PISA 2012: Programme for International Student Assessment

Zentrum: 
Zentrum Salzburg

Hintergrund/Auftraggeber, Relevanz der Arbeit, Ziele des Projekts

PISA, das Programme for International Student Assessment, ist ein langfristiges Projekt der OECD, das mit PISA 2000 begonnen wurde und in 3-Jahres-Abständen die Schülerleistungen gegen Ende der Pflichtschule erhebt und zwischen den Ländern vergleicht. Es beruht auf dem dynamischen Modell des lebenslangen Lernens. Ziel ist es, mit Hilfe von standardisierten Messungen Bildungsindikatoren (educational indicators) für alle OECD-Mitgliedsstaaten zu gewinnen: Basisindikatoren, deren Schwerpunkt die Leistungen von Schülerinnen und Schülern im Bereich der Grundkompetenzen sind, Kontextindikatoren und Trendindikatoren. Die Ergebnisse von PISA dienen vor allem der Politikberatung. Österreich hat an allen PISA-Erhebungen seit PISA 2000 teilgenommen. PISA 2012 ist die zweite Erhebung im zweiten Dreier-Zyklus. Internationaler Auftraggeber ist die OECD. Mit der Umsetzung wird international von der OECD ein Konsortium (oder mehrere Konsortien) beauftragt.

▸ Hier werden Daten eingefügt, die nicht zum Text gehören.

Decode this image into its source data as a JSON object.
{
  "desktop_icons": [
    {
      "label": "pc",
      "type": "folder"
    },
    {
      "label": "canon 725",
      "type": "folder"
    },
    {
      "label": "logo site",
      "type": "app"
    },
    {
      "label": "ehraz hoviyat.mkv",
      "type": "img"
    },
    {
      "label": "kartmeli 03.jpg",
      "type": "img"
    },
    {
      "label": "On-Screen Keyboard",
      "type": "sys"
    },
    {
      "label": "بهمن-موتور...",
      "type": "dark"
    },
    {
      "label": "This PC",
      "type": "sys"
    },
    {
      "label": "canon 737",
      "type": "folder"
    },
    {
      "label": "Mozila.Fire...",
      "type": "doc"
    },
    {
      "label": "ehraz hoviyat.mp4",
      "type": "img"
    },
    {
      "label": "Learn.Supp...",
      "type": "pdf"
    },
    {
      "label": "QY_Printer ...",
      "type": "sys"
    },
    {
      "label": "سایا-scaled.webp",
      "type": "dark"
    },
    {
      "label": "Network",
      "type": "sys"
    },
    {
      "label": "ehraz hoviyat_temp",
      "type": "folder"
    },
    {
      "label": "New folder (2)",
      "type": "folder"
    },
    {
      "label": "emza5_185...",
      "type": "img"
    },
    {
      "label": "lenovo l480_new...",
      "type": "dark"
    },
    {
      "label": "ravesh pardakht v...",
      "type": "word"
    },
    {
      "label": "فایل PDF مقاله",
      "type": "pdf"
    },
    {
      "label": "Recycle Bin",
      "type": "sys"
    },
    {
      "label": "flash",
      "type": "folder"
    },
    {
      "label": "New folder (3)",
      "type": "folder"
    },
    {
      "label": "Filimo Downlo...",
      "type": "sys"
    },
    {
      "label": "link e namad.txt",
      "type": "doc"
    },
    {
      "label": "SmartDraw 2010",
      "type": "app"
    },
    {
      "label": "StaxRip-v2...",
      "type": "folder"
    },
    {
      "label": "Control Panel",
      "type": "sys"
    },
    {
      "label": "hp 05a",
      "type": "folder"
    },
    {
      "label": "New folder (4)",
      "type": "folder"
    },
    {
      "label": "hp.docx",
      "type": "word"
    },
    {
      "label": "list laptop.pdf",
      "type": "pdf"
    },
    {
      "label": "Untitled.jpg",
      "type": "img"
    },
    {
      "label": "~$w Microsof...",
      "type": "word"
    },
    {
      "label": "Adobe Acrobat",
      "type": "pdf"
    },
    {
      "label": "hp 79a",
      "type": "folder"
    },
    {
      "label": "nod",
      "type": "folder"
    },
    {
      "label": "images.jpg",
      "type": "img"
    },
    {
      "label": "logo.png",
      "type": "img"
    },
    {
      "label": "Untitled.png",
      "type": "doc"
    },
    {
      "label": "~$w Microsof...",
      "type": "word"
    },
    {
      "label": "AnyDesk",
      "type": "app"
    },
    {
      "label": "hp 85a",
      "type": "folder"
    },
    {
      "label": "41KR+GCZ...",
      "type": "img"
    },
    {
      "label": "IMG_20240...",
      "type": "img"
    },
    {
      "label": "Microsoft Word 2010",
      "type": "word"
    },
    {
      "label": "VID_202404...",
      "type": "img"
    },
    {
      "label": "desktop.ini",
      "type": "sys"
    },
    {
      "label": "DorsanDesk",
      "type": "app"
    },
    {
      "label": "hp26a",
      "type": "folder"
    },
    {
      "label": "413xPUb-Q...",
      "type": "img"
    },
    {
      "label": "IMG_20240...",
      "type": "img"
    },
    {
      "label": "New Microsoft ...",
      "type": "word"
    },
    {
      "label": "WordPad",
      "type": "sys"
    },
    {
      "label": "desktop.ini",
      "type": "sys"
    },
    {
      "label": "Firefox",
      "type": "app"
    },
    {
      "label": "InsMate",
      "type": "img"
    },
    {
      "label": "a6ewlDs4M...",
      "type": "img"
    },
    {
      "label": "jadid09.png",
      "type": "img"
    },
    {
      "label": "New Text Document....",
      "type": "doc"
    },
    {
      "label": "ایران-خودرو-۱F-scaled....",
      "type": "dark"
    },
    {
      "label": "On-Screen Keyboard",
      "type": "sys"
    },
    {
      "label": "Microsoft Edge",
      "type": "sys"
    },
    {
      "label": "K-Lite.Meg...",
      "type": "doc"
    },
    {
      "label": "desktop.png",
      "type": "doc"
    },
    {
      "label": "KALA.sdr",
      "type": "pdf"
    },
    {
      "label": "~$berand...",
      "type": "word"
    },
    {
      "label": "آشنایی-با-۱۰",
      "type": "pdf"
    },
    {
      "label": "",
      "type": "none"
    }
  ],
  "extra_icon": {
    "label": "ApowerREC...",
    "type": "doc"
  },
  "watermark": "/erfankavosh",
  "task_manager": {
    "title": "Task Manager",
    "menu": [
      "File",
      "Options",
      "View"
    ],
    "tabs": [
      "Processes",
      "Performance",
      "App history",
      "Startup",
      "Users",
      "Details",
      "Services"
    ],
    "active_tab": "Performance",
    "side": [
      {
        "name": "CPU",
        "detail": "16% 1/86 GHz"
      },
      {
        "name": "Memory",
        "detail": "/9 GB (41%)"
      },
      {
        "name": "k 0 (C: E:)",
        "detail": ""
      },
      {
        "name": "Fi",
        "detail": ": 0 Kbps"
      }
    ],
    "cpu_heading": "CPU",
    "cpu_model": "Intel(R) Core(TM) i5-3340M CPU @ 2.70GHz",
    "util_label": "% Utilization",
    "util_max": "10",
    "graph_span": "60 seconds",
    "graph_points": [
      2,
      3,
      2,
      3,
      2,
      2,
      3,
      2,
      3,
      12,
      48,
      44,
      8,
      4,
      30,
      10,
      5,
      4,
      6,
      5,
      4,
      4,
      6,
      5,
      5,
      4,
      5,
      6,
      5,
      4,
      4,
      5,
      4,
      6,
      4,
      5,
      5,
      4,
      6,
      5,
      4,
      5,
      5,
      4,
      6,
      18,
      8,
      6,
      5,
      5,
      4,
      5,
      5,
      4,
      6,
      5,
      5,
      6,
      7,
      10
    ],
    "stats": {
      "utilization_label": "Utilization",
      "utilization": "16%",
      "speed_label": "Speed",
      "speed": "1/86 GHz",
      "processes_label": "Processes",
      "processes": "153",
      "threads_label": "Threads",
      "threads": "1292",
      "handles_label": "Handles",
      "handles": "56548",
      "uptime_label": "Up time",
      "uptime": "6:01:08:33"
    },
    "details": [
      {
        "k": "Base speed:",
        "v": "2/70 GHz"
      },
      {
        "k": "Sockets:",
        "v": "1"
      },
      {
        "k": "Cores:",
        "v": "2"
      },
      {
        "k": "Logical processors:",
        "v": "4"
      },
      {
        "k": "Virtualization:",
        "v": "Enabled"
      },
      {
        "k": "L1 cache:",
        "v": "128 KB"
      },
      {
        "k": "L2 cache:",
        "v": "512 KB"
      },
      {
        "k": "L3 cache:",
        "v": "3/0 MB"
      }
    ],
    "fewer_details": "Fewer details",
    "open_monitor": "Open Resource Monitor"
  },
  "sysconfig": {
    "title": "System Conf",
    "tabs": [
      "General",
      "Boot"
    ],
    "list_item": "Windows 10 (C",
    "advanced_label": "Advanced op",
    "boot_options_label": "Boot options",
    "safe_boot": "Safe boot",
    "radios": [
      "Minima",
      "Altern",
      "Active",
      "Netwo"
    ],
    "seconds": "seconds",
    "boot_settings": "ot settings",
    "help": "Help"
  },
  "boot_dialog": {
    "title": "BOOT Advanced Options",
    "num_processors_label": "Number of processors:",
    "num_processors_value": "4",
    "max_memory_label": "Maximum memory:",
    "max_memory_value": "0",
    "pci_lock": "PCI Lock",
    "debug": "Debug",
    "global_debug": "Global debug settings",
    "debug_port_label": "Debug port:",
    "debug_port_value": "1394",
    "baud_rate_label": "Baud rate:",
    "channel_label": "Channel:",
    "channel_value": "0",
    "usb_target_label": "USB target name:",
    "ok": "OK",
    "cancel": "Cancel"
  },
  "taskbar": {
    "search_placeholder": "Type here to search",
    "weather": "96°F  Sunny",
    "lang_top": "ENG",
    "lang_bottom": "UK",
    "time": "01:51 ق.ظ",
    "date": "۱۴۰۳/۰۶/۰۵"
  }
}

National ist das BMUKK Auftraggeber der Durchführung der PISA-Studie.

Vorgehen im Projekt

PISA untersucht die Grundkompetenzen von 15-/16-jährigen Schülerinnen und Schülern in Mathematik, Lesen und Naturwissenschaft, wobei der Schwerpunkt von PISA 2012 auf der Mathematik-Kompetenz liegt(mit mehr als der Hälfte der Testaufgaben). Alle Domänen sind durch mehrere Dimensionen beschrieben: durch Inhalte/Wissensstrukturen, Prozesse und Kontexte (vgl. die PISA-Frameworks).
Die Zielpopulation von PISA 2012 ist der Altersjahrgang 1996. Durch ein zweistufiges Sampling-Design werden zuerst vom internationalen Konsortium Schulen quotiert ausgewählt und dann am nationalen Zentrum eine Zufallsstichprobe der SchülerInnen des Jahrgangs innerhalb jeder ausgewählten Schule gezogen (max. 35 Schüler/innen – bei weniger: Vollerhebung). Um die vorgeschriebene resultierende Mindeststichprobengröße von 4.500 getesteten Schülerinnen und Schülern erreichen zu können, müssen insgesamt etwas mehr als 5.000 Schüler/innen ausgewählt werden. Die Auswahl folgt den Regeln der OECD über Ausschlüsse und Teilnahmeraten.
Ergänzt werden die Daten aus den Leistungstests durch Kontextinformationen aus Schüler- und Schul-Fragebögen. Eine Beteiligung Österreichs an internationalen Optionen und die Durchführung muss spätestens in der zweiten Hälfte des Jahres 2010 entschieden werden. Als nationale Optionen wird eine Auswahl an Projekten der Erhebungen 2000–2009 im Längsschnitt weitergeführt; die Entwicklung neuer Zusatzprojekte im Rahmen des Mathematik-Schwerpunkts von PISA 2012 muss Anfang 2010 beauftragt werden.

Ergebnisse (und/oder Produkte) des Projekts

Ergebnis von PISA 2012 ist die Aufnahme der österreichischen Daten mit Raschschätzern für die Leistungen der Schüler/innen in den drei Kompetenzbereichen sowie umfangreichen Kontextinformationen aus Schul- und Schülerfragebögen in die internationale PISA-Datenbasis.

Die Ergebnisse von PISA 2012 werden national voraussichtlich in zwei Schritten publiziert: einer Publikation der Ergebnisse zur internationalen Pressekonferenz Ende 2013 und einem umfangreicheren Bericht mit thematischen Analysen im Jahr darauf. Eine endgültige Entscheidung sollte auf Basis der Erfahrungen aus PISA 2009 und im Kontext der dann herrschenden Bedürfnisse gefällt werden.